The girl knew nothing about other carnivals except that there were many, and they justified making Heads in various ways, because the Primary Law was bloodshed. Her mother had said the carnivals were a thousand factions of one idiocy. There are innumerable ways to make a grave mistake, she’d said, and they are working on discovering all of them.

Her mother was named Gimbal. Two years before, when Gimbal delivered her to Argento in the deathscapes in the center of the continent, Argento had taken her straight into his tent and burned a unicursal hexagram into her thigh.
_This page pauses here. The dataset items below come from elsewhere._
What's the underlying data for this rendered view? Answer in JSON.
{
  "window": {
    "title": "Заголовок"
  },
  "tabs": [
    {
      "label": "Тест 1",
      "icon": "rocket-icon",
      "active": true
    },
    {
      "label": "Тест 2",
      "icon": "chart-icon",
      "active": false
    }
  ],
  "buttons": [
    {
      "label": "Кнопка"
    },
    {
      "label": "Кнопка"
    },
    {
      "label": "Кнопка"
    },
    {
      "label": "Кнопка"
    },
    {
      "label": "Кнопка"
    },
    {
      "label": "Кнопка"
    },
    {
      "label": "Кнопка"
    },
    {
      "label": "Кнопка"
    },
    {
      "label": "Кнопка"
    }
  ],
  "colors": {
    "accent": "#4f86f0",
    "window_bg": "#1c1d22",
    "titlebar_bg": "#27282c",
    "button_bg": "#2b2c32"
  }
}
The unicursal hexagram was a sigil with no beginning and no end: the symbol of their carnival, the Silver Star. It meant many things, Argento had said, especially the six great towers in Cape Canaveral where they returned every year to pay tribute to the king. She hadn’t known then this mutilation wasn’t allowed—only those condemned to become Heads were supposed to bear the hexagram. So now she hid the scar, because it shouldn’t be there, and also she knew Argento had done it because he was stupid and crazy and didn’t believe he had to follow rules.

She hated her mother for giving her to him.

Often, when she had nothing to do and she was alone in her tent, she traced her hand over the mark, down the lines that fell inward forever, and thought that if there was magic in this sigil, it was in the spaces bounded by lines, in the blankness between divisions, in the emptiness that held apart borders of the world. She understood this with some core intuition. Magic, like nostalgia, was like a lie; empty and full all at once.